Le 9 décembre, le guichet unique avait déjà établi 4260 contacts (appels téléphoniques, mails et passages). Une première analyse estimait les projets soumis " beaucoup moins farfelus qu’on ne l’imaginait " et souvent d’une " grande maturité ". Avec des dossiers concernant quelques créations (20 %), une majorité de reprises (60 %) et 10 % de candidats ayant des capitaux à investir (jusqu'à 500 000 euros) dans des entreprises entre 10 et 50 salariés. " La plupart de ces gens ne connaissent pas le Lot-et-Garonne, mais ils rêvent de nature et de sud-ouest ", remarque Antoine Plantey, responsable de la structure d’accueil. Témoin ce Parisien, si motivé qu’il n’a pas hésité à changer son fusil d’épaule : " Je prévoyais de racheter une salle de fitness. L’affaire, en bonne voie, ne s’est finalement pas avérée viable après une étude du marché. Du coup, je planche sur la reprise d’un restaurant ! ". Le pays du foie gras se mérite...

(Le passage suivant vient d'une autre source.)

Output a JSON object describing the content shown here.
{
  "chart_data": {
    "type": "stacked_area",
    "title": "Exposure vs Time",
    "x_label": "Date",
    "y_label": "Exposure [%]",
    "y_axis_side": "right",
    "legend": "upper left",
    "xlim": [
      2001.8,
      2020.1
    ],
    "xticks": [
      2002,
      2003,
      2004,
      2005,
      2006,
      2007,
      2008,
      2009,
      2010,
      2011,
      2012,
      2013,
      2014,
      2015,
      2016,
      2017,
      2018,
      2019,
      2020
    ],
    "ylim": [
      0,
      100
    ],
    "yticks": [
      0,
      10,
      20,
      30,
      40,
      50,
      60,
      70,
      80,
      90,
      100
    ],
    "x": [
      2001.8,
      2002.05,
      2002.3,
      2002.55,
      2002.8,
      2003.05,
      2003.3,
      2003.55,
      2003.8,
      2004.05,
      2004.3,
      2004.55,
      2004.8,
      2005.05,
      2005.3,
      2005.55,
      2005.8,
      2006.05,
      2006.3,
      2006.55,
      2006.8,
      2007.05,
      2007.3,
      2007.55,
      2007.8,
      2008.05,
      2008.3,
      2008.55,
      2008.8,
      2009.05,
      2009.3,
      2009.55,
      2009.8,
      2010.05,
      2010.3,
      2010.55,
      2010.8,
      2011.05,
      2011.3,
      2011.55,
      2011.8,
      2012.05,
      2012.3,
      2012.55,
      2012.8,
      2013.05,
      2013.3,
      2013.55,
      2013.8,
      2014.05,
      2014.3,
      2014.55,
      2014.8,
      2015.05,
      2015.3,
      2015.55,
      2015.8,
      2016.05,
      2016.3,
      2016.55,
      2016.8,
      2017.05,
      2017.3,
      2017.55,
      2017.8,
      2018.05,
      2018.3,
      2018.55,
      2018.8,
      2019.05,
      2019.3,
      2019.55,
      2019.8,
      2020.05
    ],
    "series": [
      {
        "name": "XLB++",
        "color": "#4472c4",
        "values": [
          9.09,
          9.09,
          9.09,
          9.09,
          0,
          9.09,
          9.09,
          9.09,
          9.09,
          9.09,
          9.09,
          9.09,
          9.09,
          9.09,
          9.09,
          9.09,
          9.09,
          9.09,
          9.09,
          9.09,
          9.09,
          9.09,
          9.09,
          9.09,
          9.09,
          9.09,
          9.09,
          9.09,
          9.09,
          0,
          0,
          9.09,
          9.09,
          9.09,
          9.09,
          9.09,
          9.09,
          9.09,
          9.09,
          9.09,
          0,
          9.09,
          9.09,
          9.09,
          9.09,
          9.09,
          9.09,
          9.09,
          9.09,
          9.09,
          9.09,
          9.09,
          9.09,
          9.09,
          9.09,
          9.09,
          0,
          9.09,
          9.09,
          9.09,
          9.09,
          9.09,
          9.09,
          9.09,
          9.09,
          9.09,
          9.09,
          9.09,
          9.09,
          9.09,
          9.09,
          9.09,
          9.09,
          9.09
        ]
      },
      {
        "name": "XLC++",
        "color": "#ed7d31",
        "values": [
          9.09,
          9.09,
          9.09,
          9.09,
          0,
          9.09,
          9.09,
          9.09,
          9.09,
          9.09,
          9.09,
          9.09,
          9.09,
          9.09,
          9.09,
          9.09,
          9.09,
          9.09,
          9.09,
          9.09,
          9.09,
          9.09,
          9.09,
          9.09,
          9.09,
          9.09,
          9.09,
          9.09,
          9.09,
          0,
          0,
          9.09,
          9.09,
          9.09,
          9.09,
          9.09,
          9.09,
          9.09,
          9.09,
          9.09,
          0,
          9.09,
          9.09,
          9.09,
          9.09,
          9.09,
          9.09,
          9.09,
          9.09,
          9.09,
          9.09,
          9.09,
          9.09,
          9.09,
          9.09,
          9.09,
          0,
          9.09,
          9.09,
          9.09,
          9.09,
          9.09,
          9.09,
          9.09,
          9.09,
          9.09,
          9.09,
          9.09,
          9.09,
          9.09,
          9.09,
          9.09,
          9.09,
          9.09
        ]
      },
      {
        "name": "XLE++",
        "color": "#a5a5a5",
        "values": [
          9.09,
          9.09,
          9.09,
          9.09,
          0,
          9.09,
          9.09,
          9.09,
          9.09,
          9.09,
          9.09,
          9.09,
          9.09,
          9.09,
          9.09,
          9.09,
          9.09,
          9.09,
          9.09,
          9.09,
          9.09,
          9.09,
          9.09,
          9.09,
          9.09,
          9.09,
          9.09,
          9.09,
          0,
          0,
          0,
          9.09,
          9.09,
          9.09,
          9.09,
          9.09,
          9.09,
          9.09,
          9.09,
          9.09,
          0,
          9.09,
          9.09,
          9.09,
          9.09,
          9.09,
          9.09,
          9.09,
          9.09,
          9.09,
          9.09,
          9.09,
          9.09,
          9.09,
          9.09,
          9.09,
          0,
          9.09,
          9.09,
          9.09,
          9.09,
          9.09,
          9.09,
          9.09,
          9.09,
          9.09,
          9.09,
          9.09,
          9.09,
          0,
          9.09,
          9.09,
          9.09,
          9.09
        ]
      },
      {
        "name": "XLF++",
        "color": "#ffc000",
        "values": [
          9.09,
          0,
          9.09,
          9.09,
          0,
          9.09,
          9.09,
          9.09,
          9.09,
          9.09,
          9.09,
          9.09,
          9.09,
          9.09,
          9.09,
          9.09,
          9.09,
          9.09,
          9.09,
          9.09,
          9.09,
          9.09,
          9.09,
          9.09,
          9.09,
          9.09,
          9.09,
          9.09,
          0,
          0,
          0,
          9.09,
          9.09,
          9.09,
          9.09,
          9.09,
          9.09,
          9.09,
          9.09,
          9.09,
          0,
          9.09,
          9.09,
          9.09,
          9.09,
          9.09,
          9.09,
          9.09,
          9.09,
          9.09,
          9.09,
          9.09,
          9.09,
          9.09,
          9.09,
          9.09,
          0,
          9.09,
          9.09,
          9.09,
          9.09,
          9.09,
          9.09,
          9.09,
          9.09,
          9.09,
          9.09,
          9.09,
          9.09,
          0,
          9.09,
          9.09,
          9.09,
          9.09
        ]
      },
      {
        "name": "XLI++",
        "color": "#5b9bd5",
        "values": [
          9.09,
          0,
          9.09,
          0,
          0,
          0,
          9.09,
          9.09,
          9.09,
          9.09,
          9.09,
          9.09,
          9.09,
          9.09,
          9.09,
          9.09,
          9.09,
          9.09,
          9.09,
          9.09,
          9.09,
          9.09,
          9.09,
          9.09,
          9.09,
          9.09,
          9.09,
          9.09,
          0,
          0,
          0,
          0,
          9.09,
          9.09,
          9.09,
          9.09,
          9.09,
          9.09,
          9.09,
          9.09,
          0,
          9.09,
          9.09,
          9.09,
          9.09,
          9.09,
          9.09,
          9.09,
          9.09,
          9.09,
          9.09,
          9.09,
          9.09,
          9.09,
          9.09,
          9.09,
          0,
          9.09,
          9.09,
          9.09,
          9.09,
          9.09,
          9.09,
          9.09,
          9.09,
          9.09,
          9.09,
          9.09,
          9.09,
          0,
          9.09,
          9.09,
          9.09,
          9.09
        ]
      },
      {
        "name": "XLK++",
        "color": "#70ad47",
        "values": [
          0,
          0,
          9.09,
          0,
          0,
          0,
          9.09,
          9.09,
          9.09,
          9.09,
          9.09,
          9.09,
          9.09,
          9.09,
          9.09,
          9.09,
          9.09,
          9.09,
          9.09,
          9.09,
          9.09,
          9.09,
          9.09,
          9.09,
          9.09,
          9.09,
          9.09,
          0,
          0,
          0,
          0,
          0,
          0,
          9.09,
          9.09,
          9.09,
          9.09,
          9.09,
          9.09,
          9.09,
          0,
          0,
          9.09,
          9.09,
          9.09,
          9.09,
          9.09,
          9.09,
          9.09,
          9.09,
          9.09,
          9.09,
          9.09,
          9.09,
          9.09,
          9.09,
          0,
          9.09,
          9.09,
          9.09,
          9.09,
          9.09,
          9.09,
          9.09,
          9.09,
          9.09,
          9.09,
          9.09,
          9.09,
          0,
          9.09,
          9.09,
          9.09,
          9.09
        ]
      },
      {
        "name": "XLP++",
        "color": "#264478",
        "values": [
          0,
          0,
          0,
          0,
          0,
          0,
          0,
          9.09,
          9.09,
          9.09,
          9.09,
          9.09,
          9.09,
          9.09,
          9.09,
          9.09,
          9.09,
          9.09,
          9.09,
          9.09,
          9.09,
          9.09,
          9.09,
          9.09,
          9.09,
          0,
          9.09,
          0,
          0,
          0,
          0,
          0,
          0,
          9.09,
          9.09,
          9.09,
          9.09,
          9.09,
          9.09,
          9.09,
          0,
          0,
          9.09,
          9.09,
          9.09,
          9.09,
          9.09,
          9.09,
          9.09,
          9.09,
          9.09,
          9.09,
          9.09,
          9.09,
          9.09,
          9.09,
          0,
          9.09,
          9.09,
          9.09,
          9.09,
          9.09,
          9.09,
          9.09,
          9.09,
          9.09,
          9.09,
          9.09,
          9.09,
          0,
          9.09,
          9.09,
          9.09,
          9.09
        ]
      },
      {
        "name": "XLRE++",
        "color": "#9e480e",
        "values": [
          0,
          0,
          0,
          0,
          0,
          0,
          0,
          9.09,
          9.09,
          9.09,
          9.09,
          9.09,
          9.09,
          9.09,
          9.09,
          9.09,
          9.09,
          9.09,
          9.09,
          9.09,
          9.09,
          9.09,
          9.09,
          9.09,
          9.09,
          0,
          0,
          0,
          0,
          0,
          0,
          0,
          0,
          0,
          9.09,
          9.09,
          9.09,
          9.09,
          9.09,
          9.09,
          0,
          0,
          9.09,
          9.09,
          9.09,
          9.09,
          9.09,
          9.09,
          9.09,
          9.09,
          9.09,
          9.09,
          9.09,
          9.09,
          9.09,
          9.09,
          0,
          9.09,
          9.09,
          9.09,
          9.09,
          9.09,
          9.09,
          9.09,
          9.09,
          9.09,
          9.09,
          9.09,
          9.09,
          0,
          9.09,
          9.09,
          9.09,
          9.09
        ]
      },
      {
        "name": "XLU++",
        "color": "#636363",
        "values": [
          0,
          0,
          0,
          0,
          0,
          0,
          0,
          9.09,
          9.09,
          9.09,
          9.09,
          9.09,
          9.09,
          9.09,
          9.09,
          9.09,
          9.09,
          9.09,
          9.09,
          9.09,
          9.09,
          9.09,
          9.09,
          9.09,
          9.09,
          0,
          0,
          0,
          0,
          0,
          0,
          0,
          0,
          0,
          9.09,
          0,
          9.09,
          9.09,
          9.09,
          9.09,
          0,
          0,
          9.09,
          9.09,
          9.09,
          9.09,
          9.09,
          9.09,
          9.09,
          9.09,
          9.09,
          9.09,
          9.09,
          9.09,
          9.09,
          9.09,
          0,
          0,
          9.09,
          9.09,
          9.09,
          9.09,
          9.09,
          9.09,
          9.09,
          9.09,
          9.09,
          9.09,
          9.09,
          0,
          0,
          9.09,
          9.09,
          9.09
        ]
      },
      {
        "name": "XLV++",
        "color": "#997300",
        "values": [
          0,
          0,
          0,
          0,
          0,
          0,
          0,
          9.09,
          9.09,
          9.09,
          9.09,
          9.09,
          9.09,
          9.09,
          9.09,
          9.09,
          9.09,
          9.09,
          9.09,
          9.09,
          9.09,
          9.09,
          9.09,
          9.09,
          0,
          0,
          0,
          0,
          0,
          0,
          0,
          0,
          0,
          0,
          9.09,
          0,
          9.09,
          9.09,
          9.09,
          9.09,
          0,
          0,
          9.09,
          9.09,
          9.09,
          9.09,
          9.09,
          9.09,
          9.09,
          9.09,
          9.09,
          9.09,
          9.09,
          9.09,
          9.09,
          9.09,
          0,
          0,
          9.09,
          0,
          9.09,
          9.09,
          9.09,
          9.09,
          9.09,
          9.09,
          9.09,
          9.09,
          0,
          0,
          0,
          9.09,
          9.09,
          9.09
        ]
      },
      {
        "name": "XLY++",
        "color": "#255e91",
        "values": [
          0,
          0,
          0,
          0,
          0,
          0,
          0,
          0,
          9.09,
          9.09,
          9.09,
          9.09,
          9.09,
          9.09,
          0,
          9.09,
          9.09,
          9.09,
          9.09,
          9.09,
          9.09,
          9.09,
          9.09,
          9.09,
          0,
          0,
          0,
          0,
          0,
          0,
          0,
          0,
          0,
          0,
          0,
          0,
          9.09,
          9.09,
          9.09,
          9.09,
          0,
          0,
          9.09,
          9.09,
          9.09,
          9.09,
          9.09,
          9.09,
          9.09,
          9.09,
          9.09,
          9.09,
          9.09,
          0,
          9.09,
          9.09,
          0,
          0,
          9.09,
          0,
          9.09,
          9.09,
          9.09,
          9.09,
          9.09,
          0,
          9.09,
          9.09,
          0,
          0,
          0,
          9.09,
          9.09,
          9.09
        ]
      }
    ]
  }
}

" Si j’arrive à installer entre 50 et 100 entrepreneurs, ce serait déjà un très bon résultat ", espère Jean François-Poncet. Enthousiaste, l’élu justifie son optimisme par la solide expérience du département en matière de revitalisation de son terroir. D’abord avec Agropole, dédiée aux activités innovantes de l’agroalimentaire, qui a permis la création de 86 entreprises et de 1500 emplois depuis 1990. Puis avec le Tremplin rural, régime né en 2000, dont l’enveloppe financière de 3800 euros a aidé plus de 300 jeunes à s’installer à la campagne, dans des secteurs très divers (artisanat d’art, commerce, messagerie, coiffure...).
Avec cette nouvelle opération coup de poing, Jean François-Poncet prouve, s’il était besoin, qu’Agen a décidément plus d’un pruneau dans son sac.
 
Contact
3 questions à Bruno Dussillol,
32 ans, co-gérant de Motobox, à Marmande
Quand avez-vous ouvert votre société ?
Commercial dans une concession automobile, je me suis retrouvé sans emploi suite à l’arrêt de la vente de la marque Suzuki. Xavier Boutiton, lui, était chef d’atelier. Mais il a décidé de partir aussi. Nous nous sommes donc associés afin de reprendre la concession Suzuki. Après avoir finalisé le projet pendant près d’un an, on a ouvert Motobox en mars 2001. Nous vendons, réparons et louons des motos.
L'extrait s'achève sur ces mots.